営業利益の実績と見通し
2023年度通期の営業利益は、為替やスワップの影響を除いても1兆7400億円増の増益だった。特に貢献したのが営業面の努力で、HEVを中心とした販売台数の増加や高収益車種の好調な販売による構成の改善、欧米を中心とした価格改定により、前年同期と比べて2兆円の改善となった。
また、資材高騰の影響は2650億円のマイナス要因となったが、3850億円の原価改善によって影響を吸収。諸経費に関しては労務費やデジタル化などへの投資が増加して3800億円の減益要因となった。為替変動の影響は6850億円のプラスとなった。
地域別の営業利益は、「その他地域」を除いて増益だった。日本は出荷停止の影響で販売台数が減少したものの、輸出台数が増加したことなどにより利益が増加した。北米や欧州、アジアは価格改定が貢献した。中国は、HEVの堅調な需要に支えられて販売を維持し、販売台数は前年度比1.4%増のプラスを確保した。
2023年度通期の営業利益が前年度からほぼ倍増となったのは、2023年度はここ数年のような新型コロナウイルス感染症(COVID-19)の感染拡大や半導体の供給逼迫、資材価格高騰などの影響がなく事業環境が穏やかだったことが背景にあるという。
その上で、国内での販売物流管理システム「J-SLIM」の導入、グローバルでの部品点数削減やAIを活用した需給システムの活用など、これまでに積み上げてきた収益構造強化の取り組みの成果が現れた結果だとしている。さらに、「良好な事業環境を受けての販売費の抑制や、多くの受注残を抱える中で従業員や仕入先に一時的な“短距離走”をお願いした分が含まれている」(トヨタ自動車 副社長 CFOの宮崎洋一氏)。

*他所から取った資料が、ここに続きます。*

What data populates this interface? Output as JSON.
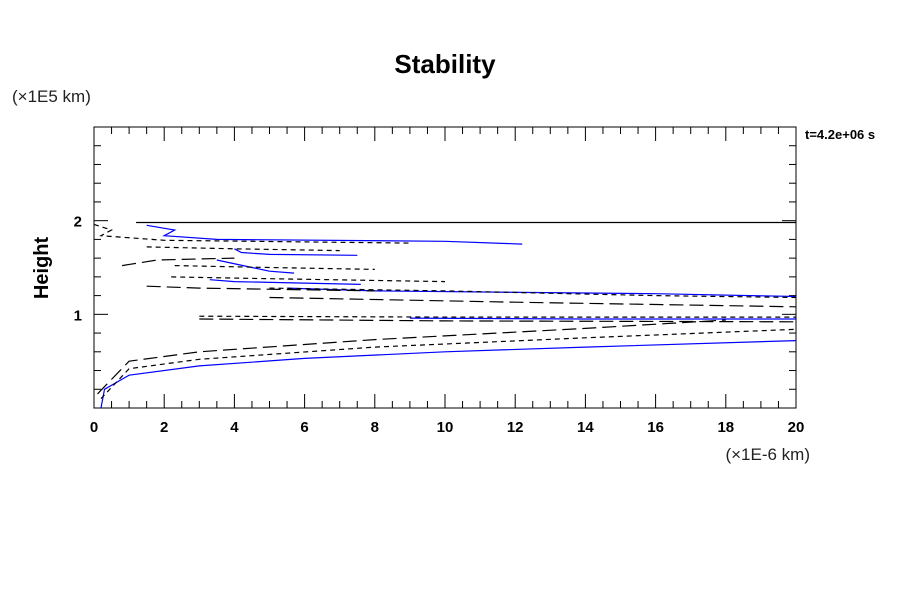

2024年度に営業減益を見込んでいるのは、前年度に市場環境が良好だった反動や受注残の影響で3529億円の減少、従業員の環境改善など人的資本への投資が3800億円増加、成長領域への投資が3200億円増加することを織り込んだためだ。人的資本への投資のうち、3000億円が仕入れ先や販売店の労務費となる。これまで強化してきた収益構造は維持する。
モビリティカンパニーへの変革での投資は、マルチパスウェイの具現化に向けたEVや水素関連の取り組み、ソフトウェアやAI(人工知能)などトヨタらしいSDV(ソフトウェアデファインドビークル、ソフトウェア定義車両)の基盤づくりに使う。2024年度の設備投資を前年度から4000億円増の1兆1000億円に、研究開発費を同1000億円増の6000億円に増やし、合計で1兆7000億円となる(総額は設備投資が2兆1500億円、研究開発費が1兆3000億円)。
2024年度の営業利益の増減要因をみると、為替変動の影響が550億円のプラスとなる一方で、為替やスワップなどの影響を除くと1兆1450億円減のマイナスとなる見通しだ。3000億円の原価改善を予定しているが、サプライチェーンの基盤強化や資材高騰が4500億円の減益要因となる。また、労務費や研究開発費、減価償却費、経費など諸経費も7800億円増加すると見込む。ただ、前向きな投資や2023年度に良好だった事業環境の影響を除くと、原価改善の努力は1500億円のプラス、販売面の影響は1579億円のプラスとなり、諸経費のマイナス要因は4000億円まで抑えられるとしている。
足場固めの重要性
決算会見でトヨタ自動車 社長 CEOの佐藤恒治氏は、モビリティカンパニーへの変革に向けた取り組みを紹介する一方で、足場固めにも注力することを繰り返し語った。グループ内で続いた不正や、トヨタ自身に余力がないことに対する反省が念頭にあるという。
言及された“余力”とは、モビリティカンパニーに変わっていくための改革を進める余裕を指している。現状では今ある仕事のオペレーションの効率が改善されているが、「現状に合わせた効率化だからこそ、長期的な視点で仕組みを変えるのが難しい。自動車からモビリティに移っていく中で、部品やシステムなど機能単位の領域を超えて、上流から下流までを通して在り方を考えていく必要があるものの、それに取り組む時間が十分にとれていない」(佐藤氏)という。
「開発から販売まで一気通貫でつながれば仕事のやり方が大きく変わる。それに向けた現場の状態をつくる上で、ペースダウンしてでも未来への投資を進めたい。仕入先を含めた大きな投資で足場固めをしていくことは生産性の向上にもつながる。コストを固定的に抱えるのとは違う」(佐藤氏)と述べた。